Some preclinical and postmortem studies suggest that the effects of atypical antipsychotics could be mediated by brain-derived neurotrophic factor (BDNF). Olanzapine is an atypical antipsychotic with shown efficacy in psychosis treatment. The aim of this study was to compare plasma BDNF levels at baseline and after 1 year of olanzapine treatment in 18 drug-naive patients who experienced a first psychotic episode with those of 18 healthy control participants matched by age, sex, and socioeconomic level. Plasma BDNF levels were measured in patients at the index episode and at 1, 6, and 12 months of follow-up using an enzyme-linked immunosorbent assay. Symptoms and functioning of patients and controls were assessed with the Positive and Negative Symptom Scale and Global Assessment of Function Scale. BDNF levels of patients at onset were significantly lower than controls but increased toward control values during olanzapine treatment. There was a significant positive correlation between BDNF levels and functioning (Global Assessment of Function Scale). BDNF levels were also negatively correlated with positive symptoms, but not with negative symptoms or general psychopathology. Results suggest that olanzapine can offset the low BDNF levels at the onset of first psychotic episodes, and improving psychotic symptoms. The increase in BDNF levels may be its mechanism of action in improving positive symptoms.
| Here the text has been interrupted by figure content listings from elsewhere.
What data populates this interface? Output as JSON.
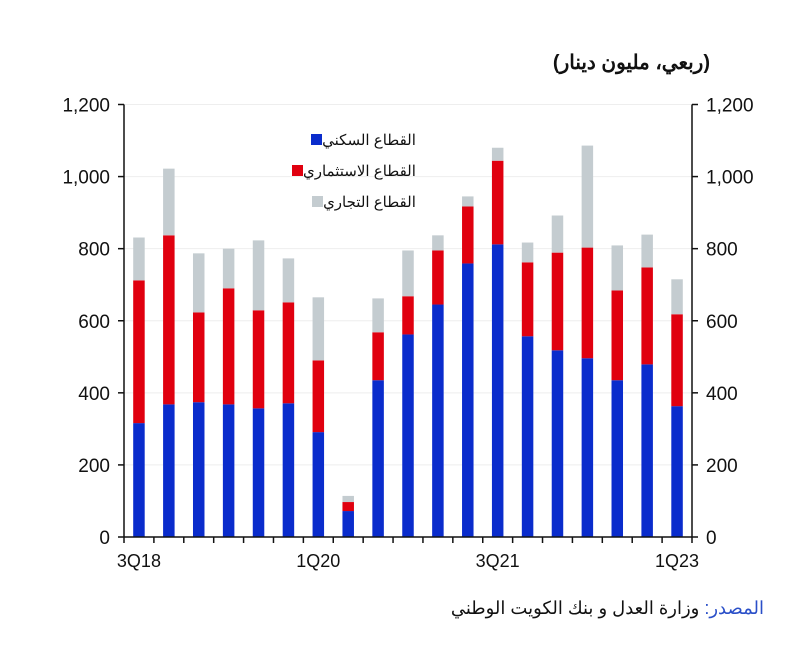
{
  "chart_data": {
    "type": "bar",
    "stacked": true,
    "title": "(ربعي، مليون دينار)",
    "categories": [
      "3Q18",
      "4Q18",
      "1Q19",
      "2Q19",
      "3Q19",
      "4Q19",
      "1Q20",
      "2Q20",
      "3Q20",
      "4Q20",
      "1Q21",
      "2Q21",
      "3Q21",
      "4Q21",
      "1Q22",
      "2Q22",
      "3Q22",
      "4Q22",
      "1Q23"
    ],
    "x_tick_labels": [
      {
        "index": 0,
        "label": "3Q18"
      },
      {
        "index": 6,
        "label": "1Q20"
      },
      {
        "index": 12,
        "label": "3Q21"
      },
      {
        "index": 18,
        "label": "1Q23"
      }
    ],
    "series": [
      {
        "name": "القطاع السكني",
        "color": "#0a2ccc",
        "values": [
          316,
          368,
          374,
          368,
          357,
          371,
          291,
          72,
          435,
          562,
          645,
          759,
          812,
          557,
          518,
          496,
          435,
          479,
          363
        ]
      },
      {
        "name": "القطاع الاستثماري",
        "color": "#e0000f",
        "values": [
          396,
          469,
          249,
          322,
          272,
          280,
          199,
          25,
          133,
          106,
          150,
          158,
          232,
          205,
          271,
          307,
          249,
          269,
          255
        ]
      },
      {
        "name": "القطاع التجاري",
        "color": "#c4ccd0",
        "values": [
          119,
          185,
          164,
          110,
          194,
          122,
          175,
          17,
          94,
          127,
          42,
          28,
          36,
          55,
          103,
          283,
          125,
          91,
          97
        ]
      }
    ],
    "ylim": [
      0,
      1200
    ],
    "yticks": [
      "0",
      "200",
      "400",
      "600",
      "800",
      "1,000",
      "1,200"
    ],
    "y_axes": [
      "left",
      "right"
    ],
    "grid": true,
    "legend_position": "top-left",
    "xlabel": "",
    "ylabel": ""
  },
  "source": {
    "label": "المصدر:",
    "text": " وزارة العدل و بنك الكويت الوطني"
  }
}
Decreased levels of plasma glutamate in patients with first-episode schizophrenia and bipolar disorder.

A variety of studies have suggested that glutamatergic neurotransmission is altered in schizophrenia and bipolar disorder. Here, we tested if plasma glutamate levels are altered in 56 patients diagnosed with schizophrenia, bipolar disorder or non-specified psychosis at the first psychotic episode and at various stages during one-year follow-up. A decrease in the levels of plasma glutamate was observed in all groups of patients at the first psychotic episode. Furthermore, plasma glutamate levels were restored after treatment in all instances. Decreased plasma glutamate levels at first psychotic episodes may reflect impaired glutamate signaling during the initial stages of schizophrenia and bipolar disorder.